Is electricity a commodity, to be delivered within a market context with minimal state interference? Or is it a social service, with long-term implications so great for the economy and the environment that policy needs to be coordinated centrally?
Neither the previous government nor the present one has seemed to have an answer to the question, which can perhaps be restated as “who is the ultimate guarantor of secure, economic and environmentally acceptable electricity supplies—commercial companies or the government?” So they have set up a “market,” then intervened heavily in that market on a regular basis to persuade companies to deliver on social and environmental goals. The outcome is a situation in which companies are nervous to invest but government no longer has the levers to dictate outcomes.
Left to itself, the market would build very little but gas-first power stations.
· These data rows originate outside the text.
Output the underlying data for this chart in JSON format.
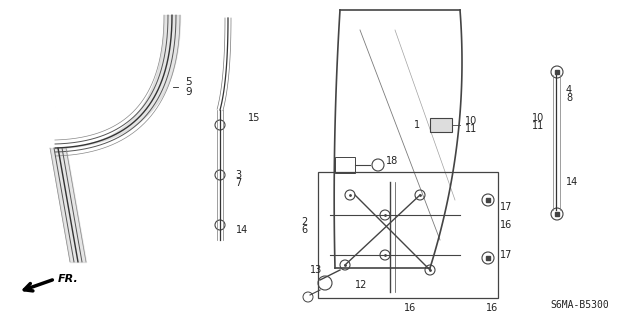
{
  "bg_color": "#ffffff",
  "diagram_code": "S6MA-B5300",
  "fr_label": "FR.",
  "line_color": "#444444",
  "text_color": "#222222"
}
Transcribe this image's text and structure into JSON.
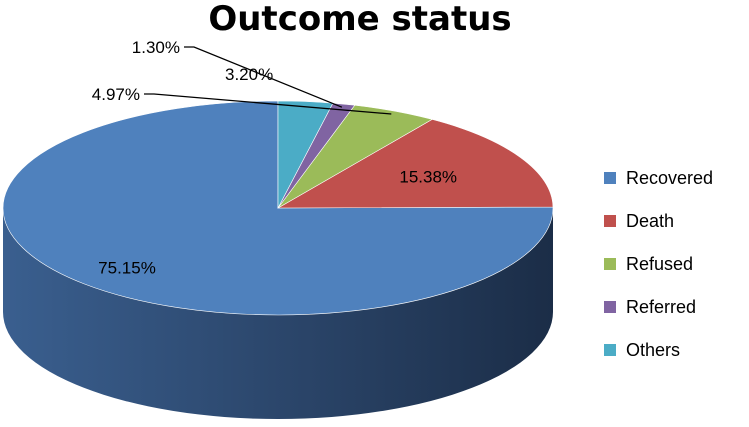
{
  "chart_data": {
    "type": "pie",
    "style": "3d",
    "title": "Outcome status",
    "legend_position": "right",
    "slices": [
      {
        "name": "Recovered",
        "value": 75.15,
        "label": "75.15%",
        "color": "#4F81BD"
      },
      {
        "name": "Death",
        "value": 15.38,
        "label": "15.38%",
        "color": "#C0504D"
      },
      {
        "name": "Refused",
        "value": 4.97,
        "label": "4.97%",
        "color": "#9BBB59"
      },
      {
        "name": "Referred",
        "value": 1.3,
        "label": "1.30%",
        "color": "#8064A2"
      },
      {
        "name": "Others",
        "value": 3.2,
        "label": "3.20%",
        "color": "#4BACC6"
      }
    ]
  }
}
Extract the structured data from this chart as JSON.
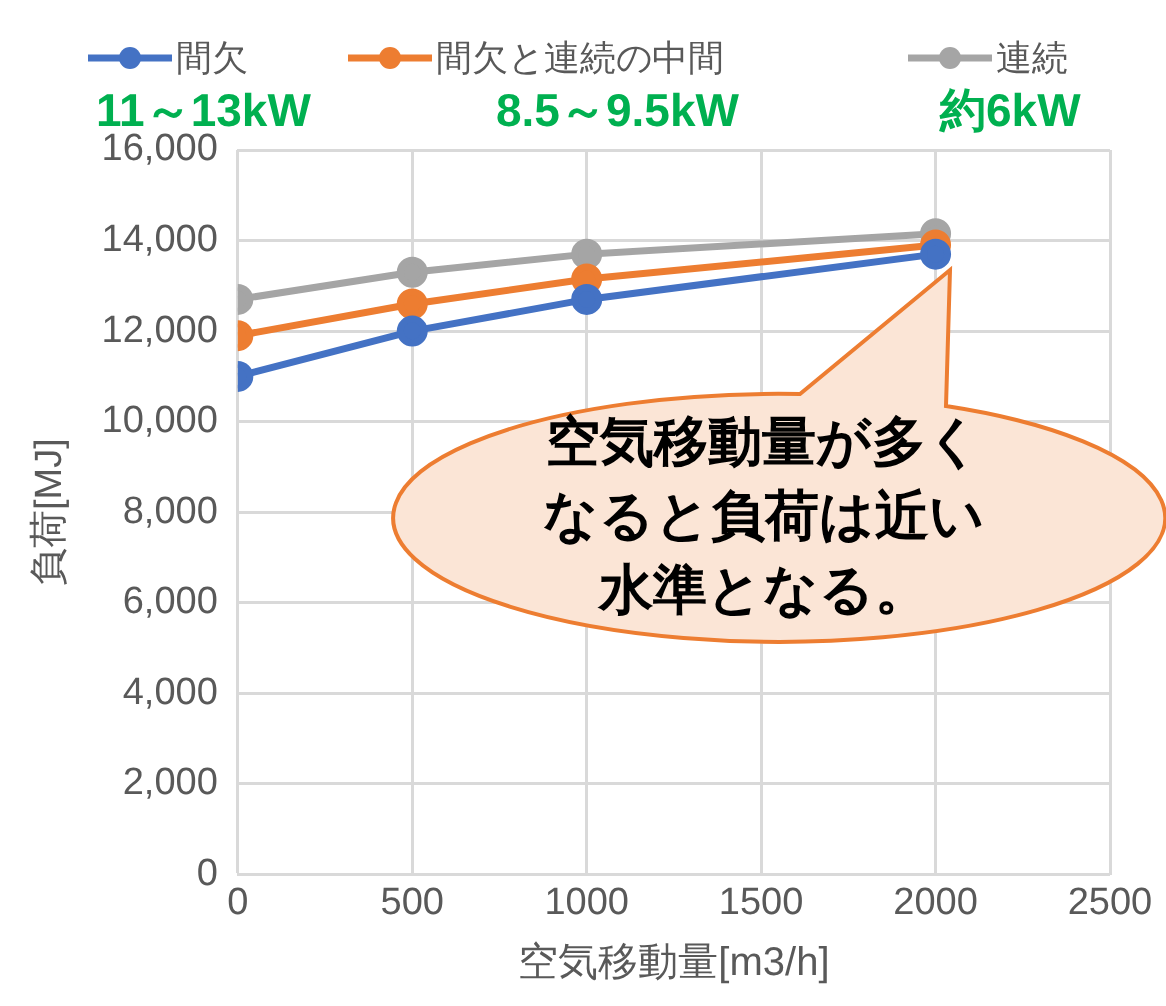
{
  "chart_data": {
    "type": "line",
    "xlabel": "空気移動量[m3/h]",
    "ylabel": "負荷[MJ]",
    "x": [
      0,
      500,
      1000,
      2000
    ],
    "series": [
      {
        "name": "間欠",
        "color": "#4472c4",
        "values": [
          11000,
          12000,
          12700,
          13700
        ]
      },
      {
        "name": "間欠と連続の中間",
        "color": "#ed7d31",
        "values": [
          11900,
          12600,
          13150,
          13900
        ]
      },
      {
        "name": "連続",
        "color": "#a5a5a5",
        "values": [
          12700,
          13300,
          13700,
          14150
        ]
      }
    ],
    "xlim": [
      0,
      2500
    ],
    "xticks": [
      0,
      500,
      {
        "value": 1000,
        "label": "1000"
      },
      {
        "value": 1500,
        "label": "1500"
      },
      {
        "value": 2000,
        "label": "2000"
      },
      {
        "value": 2500,
        "label": "2500"
      }
    ],
    "ylim": [
      0,
      16000
    ],
    "yticks": [
      0,
      {
        "value": 2000,
        "label": "2,000"
      },
      {
        "value": 4000,
        "label": "4,000"
      },
      {
        "value": 6000,
        "label": "6,000"
      },
      {
        "value": 8000,
        "label": "8,000"
      },
      {
        "value": 10000,
        "label": "10,000"
      },
      {
        "value": 12000,
        "label": "12,000"
      },
      {
        "value": 14000,
        "label": "14,000"
      },
      {
        "value": 16000,
        "label": "16,000"
      }
    ],
    "grid": true,
    "legend": "top",
    "marker": "circle",
    "line_style": "solid",
    "annotations": [
      "11～13kW",
      "8.5～9.5kW",
      "約6kW",
      "空気移動量が多くなると負荷は近い水準となる。"
    ]
  }
}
They are relatively cheap and quick to construct (so investors get their money back quickly), and if the gas price increases so does the power price, protecting their profitability. Government has to work very hard to persuade the market to build low-carbon sources, which are cheaper to run but much more expensive to build and so much riskier.
Each new nuclear plant would be a major infrastructure project at a time when there is much talk of needing to kickstart the economy. It would reduce the UK’s dependence on imported gas—in the wildest of fracking scenarios we’ll still be a major importer, ultimately from Russia and the Middle East, increasingly in competition with China. It would reduce our greenhouse gas emissions. And unlike variable renewables, it would not run coach and horses through the economics of power production. (Last week German environment minister Peter Altmaier estimated the price of Germany’s plans to move from nuclear and coal to renewables at €1 trillion when all costs are included, a figure close to the UK national debt. Creating a grid which can cope with wind output when the wind is blowing, but replace it with other power when it is not, would alone cost between €27.5bn and €42.5bn.)
If the government is determined to stick to the market mantra then it faces two broad options. Abandon nuclear power, and with it the carbon targets, and commit the UK, by default, to a new dash for gas. Or intervene so heavily in the market that the risks of nuclear investment—which the Yeo report characterises as construction risks, revenue risks and policy risks—are to a considerable extent borne by electricity consumers and/or the taxpayer. Neither of these positions is a comfortable one.
John Hayes, the energy minister, has given the strongest indication I have seen that government is set on nuclear new build and will provide whatever guarantees are needed to deliver on this. But for my money the problem lies not with the specific measures being discussed, but with the concept that an essentially “short-term” market is the appropriate way of taking decisions which will still be affecting our environmental and economic performance in several decades’ time.